What Works: The House with a Clock in Its Walls is reminiscent of the live action movies Disney was making fifty years ago. It has a similar tone and ought to entertain both children and their parents. And like those movies from decades ago, The House with a Clock in Its Walls isn’t afraid to scare kids. The movie is just the right amount of spooky and it alternates mild shocks with moments of humor. In that respect, it is a surprise to find that The House with a Clock in Its Walls was directed by Eli Roth, a filmmaker who is best known for hard-R gore pictures like Cabin Fever and Hostel. Roth has previously shown a capacity for humor but the comedy of The House with a Clock in Its Walls suits the family audience. His previous films were also very nasty with a sardonic take on humanity. The House with a Clock in Its Walls isn’t like that at all. The movie is earnest and good hearted and this film demonstrates that Roth’s filmmaking strengths are much broader than he’s shown us before. The House with a Clock in Its Walls is about magicians using their powers for good and the movie has the appeal of early Harry Potter; it gets the wonder of the magic but it also empathizes with the experiences of children. There is an interesting relationship between the orphaned young man, played by Owen Vaccaro, and a school friend played by Sunny Suljic.
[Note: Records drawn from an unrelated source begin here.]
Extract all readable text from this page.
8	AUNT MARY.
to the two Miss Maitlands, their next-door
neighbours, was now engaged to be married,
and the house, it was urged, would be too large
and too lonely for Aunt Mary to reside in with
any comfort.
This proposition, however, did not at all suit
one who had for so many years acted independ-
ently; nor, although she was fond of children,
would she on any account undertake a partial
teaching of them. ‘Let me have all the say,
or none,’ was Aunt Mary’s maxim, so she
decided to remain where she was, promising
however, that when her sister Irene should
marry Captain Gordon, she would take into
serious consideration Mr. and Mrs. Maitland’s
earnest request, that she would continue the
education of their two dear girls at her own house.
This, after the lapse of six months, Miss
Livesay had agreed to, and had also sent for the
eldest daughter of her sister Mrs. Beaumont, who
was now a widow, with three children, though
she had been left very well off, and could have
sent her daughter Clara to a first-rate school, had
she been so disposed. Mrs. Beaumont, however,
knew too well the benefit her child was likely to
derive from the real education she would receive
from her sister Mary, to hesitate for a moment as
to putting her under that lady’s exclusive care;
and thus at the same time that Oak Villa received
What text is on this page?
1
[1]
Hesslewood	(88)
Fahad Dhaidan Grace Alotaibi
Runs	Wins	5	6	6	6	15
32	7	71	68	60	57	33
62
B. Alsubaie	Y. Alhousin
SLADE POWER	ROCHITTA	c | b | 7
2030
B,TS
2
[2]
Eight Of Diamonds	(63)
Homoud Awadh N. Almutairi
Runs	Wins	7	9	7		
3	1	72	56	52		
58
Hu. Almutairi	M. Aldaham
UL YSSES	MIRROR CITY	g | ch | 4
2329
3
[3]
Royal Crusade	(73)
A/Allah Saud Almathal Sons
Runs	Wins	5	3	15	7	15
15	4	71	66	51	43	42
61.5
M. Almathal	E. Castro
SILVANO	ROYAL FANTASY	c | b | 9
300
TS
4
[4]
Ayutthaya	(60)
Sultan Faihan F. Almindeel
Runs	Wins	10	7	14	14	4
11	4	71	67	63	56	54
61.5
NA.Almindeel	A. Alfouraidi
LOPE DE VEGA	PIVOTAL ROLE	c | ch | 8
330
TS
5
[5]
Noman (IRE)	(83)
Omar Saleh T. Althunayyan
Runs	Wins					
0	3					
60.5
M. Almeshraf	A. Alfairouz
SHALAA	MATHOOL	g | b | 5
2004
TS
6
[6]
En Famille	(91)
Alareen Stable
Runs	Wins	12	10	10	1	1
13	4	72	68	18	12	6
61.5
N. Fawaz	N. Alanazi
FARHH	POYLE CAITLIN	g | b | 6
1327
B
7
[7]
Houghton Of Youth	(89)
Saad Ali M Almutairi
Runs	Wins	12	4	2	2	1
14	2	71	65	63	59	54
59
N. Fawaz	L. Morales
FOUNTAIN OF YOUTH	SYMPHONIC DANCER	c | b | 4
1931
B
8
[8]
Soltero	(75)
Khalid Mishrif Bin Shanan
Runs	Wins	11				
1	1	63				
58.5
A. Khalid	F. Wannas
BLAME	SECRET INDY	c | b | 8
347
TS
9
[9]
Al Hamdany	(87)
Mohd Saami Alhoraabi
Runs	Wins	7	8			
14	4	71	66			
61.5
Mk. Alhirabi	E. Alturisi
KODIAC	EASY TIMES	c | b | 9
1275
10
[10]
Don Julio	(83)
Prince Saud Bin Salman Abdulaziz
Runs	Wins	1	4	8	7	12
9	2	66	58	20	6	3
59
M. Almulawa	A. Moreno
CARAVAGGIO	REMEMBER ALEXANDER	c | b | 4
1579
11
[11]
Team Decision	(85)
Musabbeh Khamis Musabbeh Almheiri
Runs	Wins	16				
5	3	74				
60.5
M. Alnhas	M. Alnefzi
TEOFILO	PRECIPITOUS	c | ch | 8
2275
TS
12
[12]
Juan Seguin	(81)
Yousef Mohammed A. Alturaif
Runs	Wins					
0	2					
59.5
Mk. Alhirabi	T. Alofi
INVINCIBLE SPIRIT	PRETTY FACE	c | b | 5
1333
This relationship doesn’t go the way we might expect it to and the disappointment is quite honest. The House with a Clock in Its Walls has some other emotional moments that give the characters depth and are more complex than we’re used to seeing in a family film. The House with a Clock in Its Walls also benefits from its casting. Jack Black and Cate Blanchett are terrific as magical practitioners and they have a likable rapport, lobbing playful insults at each other in a way that’s fun.
What Doesn’t: The House with a Clock in Its Walls runs a little long. The main storyline doesn’t have that many plot beats to it but the movie is padded with a lot of sequences about magic that don’t set up or pay off anything. The film also introduces several other young characters such as a female student played by Vanessa Anne Williams, but nothing is done with them. It may be that the filmmakers include these characters in anticipation of sequels but in this installment nothing really happens in their scenes. One odd choice in The House with a Clock in Its Walls is the absence of Cate Blanchett in the ending. The three principal characters band together to prevent the apocalypse but Blanchett’s character is dispatched early on in the climax. The idea is to remove her and Black’s characters from the action so that it’s up to their protégé to save the day but this undermines the themes of teamwork that drive the rest of the movie.
Bottom Line: The House with a Clock in Its Walls is a satisfying family movie. While it runs a bit long and the ending is a little clunky, it’s also an ideal picture for a family trip to the cinema especially in Halloween season.